Day 3: Guest Speakers
- Raya Hosseini
- Narges Maududi
Mom's Pizza and Pasta (Italian Restaurant), Owner
"I was born in Afghanistan, the only girl among five siblings, making me the quintessential middle child—a triple whammy, as I like to call it. From the outset, I found myself grappling with the entrenched misogyny of Afghan culture, sparking what I now consider my early foray into feminism. I fought tooth and nail for my voice, my choices in attire, and every single one of my rights. Growing up, I quickly realized that earning my father's approval was no easy feat, if it came at all. The pursuit of his validation and love profoundly shaped every facet of my identity—as a daughter, sister, mother, wife, friend, employee, boss, and most importantly, as a woman.
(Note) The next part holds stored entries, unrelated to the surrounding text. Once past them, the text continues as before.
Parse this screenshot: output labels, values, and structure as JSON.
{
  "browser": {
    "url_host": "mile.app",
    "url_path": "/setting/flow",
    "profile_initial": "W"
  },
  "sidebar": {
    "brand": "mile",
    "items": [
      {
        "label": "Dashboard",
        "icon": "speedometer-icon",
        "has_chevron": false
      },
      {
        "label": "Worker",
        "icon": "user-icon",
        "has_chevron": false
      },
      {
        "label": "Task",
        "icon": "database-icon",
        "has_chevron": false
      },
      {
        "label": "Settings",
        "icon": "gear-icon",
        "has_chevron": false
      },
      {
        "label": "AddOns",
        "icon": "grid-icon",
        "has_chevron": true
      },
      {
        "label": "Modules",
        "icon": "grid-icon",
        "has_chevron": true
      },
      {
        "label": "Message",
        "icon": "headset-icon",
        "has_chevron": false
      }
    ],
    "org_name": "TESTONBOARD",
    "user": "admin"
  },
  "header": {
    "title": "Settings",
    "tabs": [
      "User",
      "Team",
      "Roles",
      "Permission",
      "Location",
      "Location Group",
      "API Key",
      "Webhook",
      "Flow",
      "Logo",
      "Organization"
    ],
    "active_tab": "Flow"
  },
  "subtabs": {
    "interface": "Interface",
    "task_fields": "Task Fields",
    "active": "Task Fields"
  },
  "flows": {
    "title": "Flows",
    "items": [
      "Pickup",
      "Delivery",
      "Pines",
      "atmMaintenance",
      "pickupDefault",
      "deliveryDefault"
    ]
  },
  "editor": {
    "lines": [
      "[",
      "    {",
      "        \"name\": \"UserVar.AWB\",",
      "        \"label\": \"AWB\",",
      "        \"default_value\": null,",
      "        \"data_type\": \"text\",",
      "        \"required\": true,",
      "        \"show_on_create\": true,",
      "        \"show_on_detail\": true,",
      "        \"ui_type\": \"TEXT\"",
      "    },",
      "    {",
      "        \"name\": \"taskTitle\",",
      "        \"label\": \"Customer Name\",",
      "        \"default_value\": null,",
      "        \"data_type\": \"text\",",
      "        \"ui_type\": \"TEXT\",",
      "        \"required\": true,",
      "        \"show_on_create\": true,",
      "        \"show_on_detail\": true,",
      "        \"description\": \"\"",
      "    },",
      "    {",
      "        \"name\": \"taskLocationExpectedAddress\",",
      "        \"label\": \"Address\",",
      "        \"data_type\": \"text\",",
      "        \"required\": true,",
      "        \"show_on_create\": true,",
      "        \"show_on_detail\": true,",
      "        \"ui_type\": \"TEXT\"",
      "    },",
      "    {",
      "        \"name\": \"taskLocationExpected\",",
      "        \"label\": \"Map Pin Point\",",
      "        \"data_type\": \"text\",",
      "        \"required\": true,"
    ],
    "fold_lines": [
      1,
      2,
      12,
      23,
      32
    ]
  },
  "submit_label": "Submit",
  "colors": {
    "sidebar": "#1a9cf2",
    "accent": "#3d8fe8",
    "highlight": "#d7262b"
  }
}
It defined my life's struggle, both with and within life itself.
As a mother, I instilled in my daughter the values of nonconformity, unapologetic freedom, and the relentless pursuit of her own voice—an endeavor that often proved to be a delightful challenge. I commenced my career in the high-tech industry, a male-dominated realm, back in 1990, where sexism ran rampant and was often encouraged by peers. My earlier battles with misogyny as an Afghan girl prepared me for this phase of my life; I fought hard, starting from the humble position of a temporary data entry clerk and ascending to the role of VP of Sales, where I had the honor of ringing the NASDAQ bell—an achievement I accomplished without the aid of a college degree.
After 27 years in the industry, feeling utterly burnt out, I decided it was time for a change. I made a leap into the hospitality and food industry alongside my husband, Rob. Today, we are the proud owners of a small Italian restaurant in San Diego.
From a young age, I harbored a morbid curiosity about death, a curiosity that evolved into a harrowing journey as life took its toll. The thought of my own demise became a constant presence in my mind—a relentless whisper, urging me towards oblivion. At times, I found myself yearning for the peace of eternal sleep, scouring the internet for painless methods of ending my own existence. I even began to comprehend the rationale behind murder-suicide—an unsettling realization that prompted me to seek help.
I explored various treatment options, from antidepressants to Ketamine therapy and TMS. While these treatments helped alleviate the darkness to some extent, it was a fractured spine in July that truly brought my life to a halt. Suddenly confined to a brace at home, I found myself alone with my thoughts—gratitude for avoiding paralysis soon giving way to a resurgence of depression and dark thoughts.
For the first time in my 56 years of life, I've stopped chasing validation, approval, or love from others. Instead, I've learned to validate and love myself—a journey that remains a work in progress. I still have good days and bad days, but the crucial difference now is that I want to live. I take care of myself, and my relationship with life has fundamentally shifted. No longer do I view my struggles as punishments for past mistakes; instead, I see them as an integral part of life itself—a life that is rife with challenges from the moment we enter this world until the very end. The key to healing lies in the lens through which we perceive these struggles—a lens that may fog at times, but one that I am committed to keeping clear through daily meditation and self-care practices."
Solstice Pacific | Solstice Southwest, LCSW, Therapist and Case Manager
"It was not until recently that I discovered the essence of the survival spirit, encapsulated in five transformative components: Hope, Mindset, Lifestyle, Strength, and Support – the pillars of Resilience. Fondly dubbed a "hopeless optimist" by my mother, it was through this lens of hope that I unearthed my resilience. This journey wasn't an overnight transformation; it demanded an embrace of my humanity and a dialing up of my humility.
Faith, a guiding force, pulled me from the depths of life's darkest valleys—from transgenerational trauma to early childhood abuse, navigating multiple transitions across countries, and experiencing later episodes of abuse, poverty, and bullying. Each challenge became a lesson, unveiling the profound significance of Support. In the tapestry of my experiences, I continue to unravel the threads of Hope and Lifestyle.
As a Christ follower, I know I am not alone, as a woman I know that I am healing and as a widow, I am a better friend today. The bigger the challenge, the greater the hole resilience can fill. I am no longer empty and looking for others to make me happy or full. Today, I trust myself with life’s joys and pains. I stand resilient, a testament to the fact that, indeed, the greater the challenge, the more profound the impact of resilience."